Roots. Everyone has some somewhere. With the world having shrunk, metaphorically, people are moving, living, breathing and fornicating everywhere. But every once in a while everybody wants to go home - to familiar streets, sounds and smells.
Being an army brat I have lived, for short periods of time, in a lot of cities. There have been so many landscapes that somewhere down the line all of them start looking the same. Cities blend into each other and each face is as indistinguishable as the next. Picking up the pieces of my life and setting them to rest until the next move has become second nature. No move is unsettling, no city a stranger and none to call home.
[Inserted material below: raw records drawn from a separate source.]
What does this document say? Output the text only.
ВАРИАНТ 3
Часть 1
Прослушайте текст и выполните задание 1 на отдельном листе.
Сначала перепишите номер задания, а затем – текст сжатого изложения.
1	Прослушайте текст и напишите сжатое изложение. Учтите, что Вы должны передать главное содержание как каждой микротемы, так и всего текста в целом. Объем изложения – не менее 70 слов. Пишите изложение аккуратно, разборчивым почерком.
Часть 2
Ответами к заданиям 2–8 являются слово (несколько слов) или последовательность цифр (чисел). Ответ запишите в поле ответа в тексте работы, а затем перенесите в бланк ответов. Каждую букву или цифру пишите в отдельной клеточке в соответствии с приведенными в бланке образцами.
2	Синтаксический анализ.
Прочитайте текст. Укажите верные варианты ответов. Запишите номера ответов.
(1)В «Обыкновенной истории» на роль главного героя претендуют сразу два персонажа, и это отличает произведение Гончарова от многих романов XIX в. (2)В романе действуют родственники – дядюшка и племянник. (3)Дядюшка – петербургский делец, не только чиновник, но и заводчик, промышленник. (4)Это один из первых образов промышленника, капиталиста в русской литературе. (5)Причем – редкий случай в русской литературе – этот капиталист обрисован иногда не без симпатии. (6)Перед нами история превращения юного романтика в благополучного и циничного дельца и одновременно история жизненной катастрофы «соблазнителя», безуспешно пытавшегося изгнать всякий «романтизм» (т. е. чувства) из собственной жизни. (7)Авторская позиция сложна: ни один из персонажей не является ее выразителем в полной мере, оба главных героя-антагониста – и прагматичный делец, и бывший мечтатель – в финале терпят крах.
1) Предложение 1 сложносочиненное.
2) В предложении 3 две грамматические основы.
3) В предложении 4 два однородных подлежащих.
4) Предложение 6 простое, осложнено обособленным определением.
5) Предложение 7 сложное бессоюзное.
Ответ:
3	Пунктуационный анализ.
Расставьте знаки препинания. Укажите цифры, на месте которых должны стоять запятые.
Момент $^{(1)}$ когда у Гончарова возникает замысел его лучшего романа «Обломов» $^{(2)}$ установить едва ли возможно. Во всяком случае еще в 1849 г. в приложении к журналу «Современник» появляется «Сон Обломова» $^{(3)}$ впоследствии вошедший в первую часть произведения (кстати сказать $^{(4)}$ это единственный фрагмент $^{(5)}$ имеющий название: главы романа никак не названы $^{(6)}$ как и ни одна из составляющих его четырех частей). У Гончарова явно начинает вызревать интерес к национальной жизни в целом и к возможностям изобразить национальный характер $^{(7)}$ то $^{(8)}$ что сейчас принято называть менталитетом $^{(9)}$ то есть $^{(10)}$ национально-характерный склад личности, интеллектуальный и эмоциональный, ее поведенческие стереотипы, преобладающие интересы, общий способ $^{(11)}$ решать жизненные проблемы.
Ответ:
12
And yet, I found myself in a certain big-small city. The humid air prickling my skin, the smells so strong that they invaded my being, the human sea sucking me in! For the first time I understood what coming home meant.
Something put my wandering heart to rest; was it the comforting lilt of the language? The language that brought back childhood memories of my grandmother in her cotton sari and big round bindi. Or was it the languid laidbackness with which hundreds of people around me went nowhere in particular? I was in a city where I knew absolutely no one and yet it felt like I had come back to where I began!
On my first evening, standing on the corner of Park street, slightly damp, smoking a cigarette and nursing a black tea, I gave my heart to Calcutta, because you see my soul already belonged.